Kemampuan ini pertama kali diamati oleh ilmuwan Inggris, Frederick Twort, pada tahun 1915 dan dua tahun kemudian kembali dikonfirmasikan oleh pakar mikrobiologi Kanada dan Perancis, Felix d’Herelle.
Akan tetapi, bacteriophage sangat sulit untuk diisolasi, dimurnikan, dan diaplikasikan kepada manusia. Dikombinasikan dengan kemunculan antibiotik yang tersedia dalam jumlah banyak dan efektif membunuhbakteri, bacteriophage pun dengan segera dilupakan oleh dunia pengobatan.
Kini, senjata ampuh ini dibangkitkan kembali dengan nama baru, yakni terapi phage. Semakin banyak juga para pakar pengobatan yang menggunakan terapi ini untuk mengobati penyakit bakteri yang gagal diobati oleh antibiotik. Pada tahun 2016, misalnya, terapi ini terbukti mampu menyelamatkan seorang pria di San Diego yang seharusnya meninggal akibat penyakitnya. Sejak saat itu, kesuksesan demi kesuksesan dituai oleh terapi phage.
Carl Merril, mantal ilmuwan dari National Institutes of Health yang telah mempelajari bacteriophage selama 50 tahun mengatakan kepada The Washington Post 2 Juli 2017, kita benar-benar membutuhkan sesuatu untuk mengobati infeksi yang kebal antibiotik, jadi kita meniliki kembali virus-virus ini dengan pengetahuan dan teknologi yang baru.

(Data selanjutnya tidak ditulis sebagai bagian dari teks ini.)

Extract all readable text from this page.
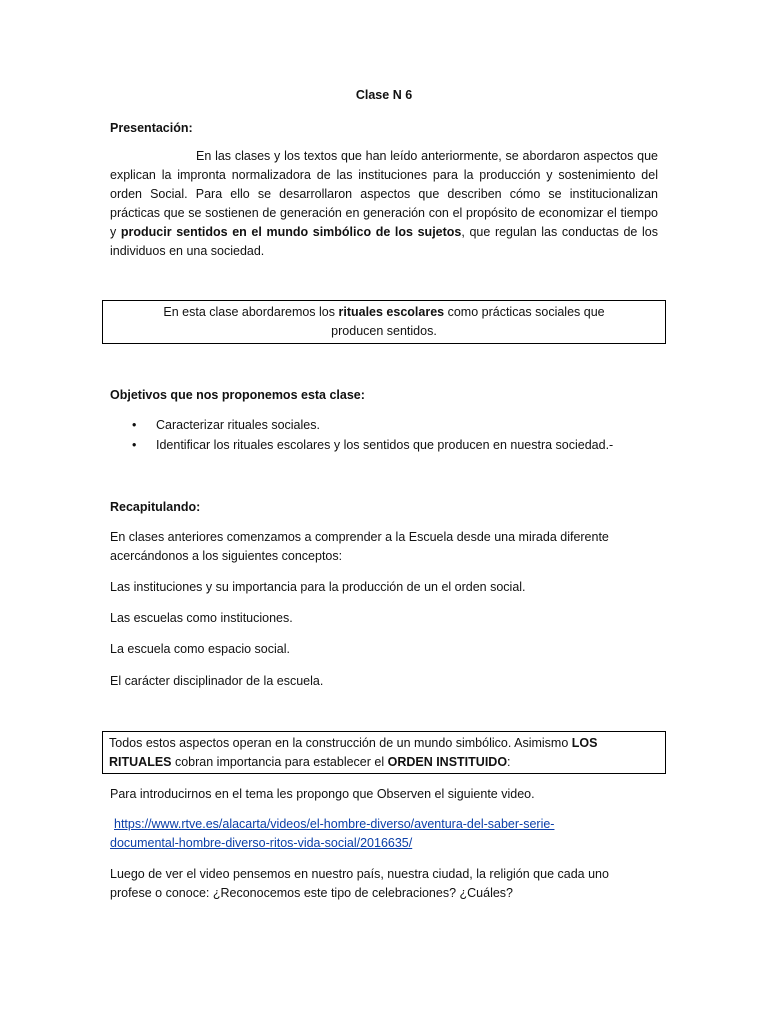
Clase N 6
Presentación:
En las clases y los textos que han leído anteriormente, se abordaron aspectos que explican la impronta normalizadora de las instituciones para la producción y sostenimiento del orden Social. Para ello se desarrollaron aspectos que describen cómo se institucionalizan prácticas que se sostienen de generación en generación con el propósito de economizar el tiempo y producir sentidos en el mundo simbólico de los sujetos, que regulan las conductas de los individuos en una sociedad.
En esta clase abordaremos los rituales escolares como prácticas sociales que producen sentidos.
Objetivos que nos proponemos esta clase:
• Caracterizar rituales sociales.
• Identificar los rituales escolares y los sentidos que producen en nuestra sociedad.-
Recapitulando:
En clases anteriores comenzamos a comprender a la Escuela desde una mirada diferente acercándonos a los siguientes conceptos:
Las instituciones y su importancia para la producción de un el orden social.
Las escuelas como instituciones.
La escuela como espacio social.
El carácter disciplinador de la escuela.
Todos estos aspectos operan en la construcción de un mundo simbólico. Asimismo LOS RITUALES cobran importancia para establecer el ORDEN INSTITUIDO:
Para introducirnos en el tema les propongo que Observen el siguiente video.
https://www.rtve.es/alacarta/videos/el-hombre-diverso/aventura-del-saber-serie-
documental-hombre-diverso-ritos-vida-social/2016635/
Luego de ver el video pensemos en nuestro país, nuestra ciudad, la religión que cada uno profese o conoce: ¿Reconocemos este tipo de celebraciones? ¿Cuáles?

Sayangnya, terapi phage maupun bacteriophage belum mendapatkan persetujuan meluas dari lembaga-lembaga kesehatan dunia seperti Food and Drug Administation (FDA) di AS untuk digunakan kepada manusia, kecuali dalam situasi yang mengancam jiwa seperti kasus pada tahun 2006. Namun, beberapa negara seperti Rusia dan Georgia telah menggunakannya sebagai alternatif dari antibiotik.
Cara Fiori, pakar mikrobiologi FDA, angkat bicara untuk menanggapi hal ini. Dia berkata bahwa walaupun FDA menyadari potensi bacteriophage sebagai terapi, data mengenai keefektifan terapi ini sangat terbatas, terutama karena kurangnya percobaan klinis yang benar-benar terkontrol.
)
Mudah ditemukan
Salah satu kelebihan dari bacteriophage adalah kemudahannya untuk ditemukan di mana saja, mulai dari selokan, air laut, tanah, sampai usus manusia. Bacteriophage juga jauh lebih banyak dari jenis virus mau pun organisme apa pun dan para peneliti mengestimasi adanya 10 juta triliun triliun bacteriophage di dunia.
“Usus kita dipenuhi jutaan bacteriophage yang terus-menerus mencoba untuk membunuh bakteri di dalam usus kita. Oleh karena itu, bakteripun selalu berevolusi untuk menghindari phage yang mengejar mereka,” kata Robert T Schooley, ketua divisi penyakit menular di University of California.
Selain itu, berlawanan dengan antibiotik yang membunuh semuabakteri, termasuk yang menguntungkan kita, bacteriophage hanya menarget satu bakteri spesifik saja. Lalu, semakin sering digunakan, bacteriophage juga semakin sering mereplika dan semakin efektif dalam membunuh bakteri tersebut.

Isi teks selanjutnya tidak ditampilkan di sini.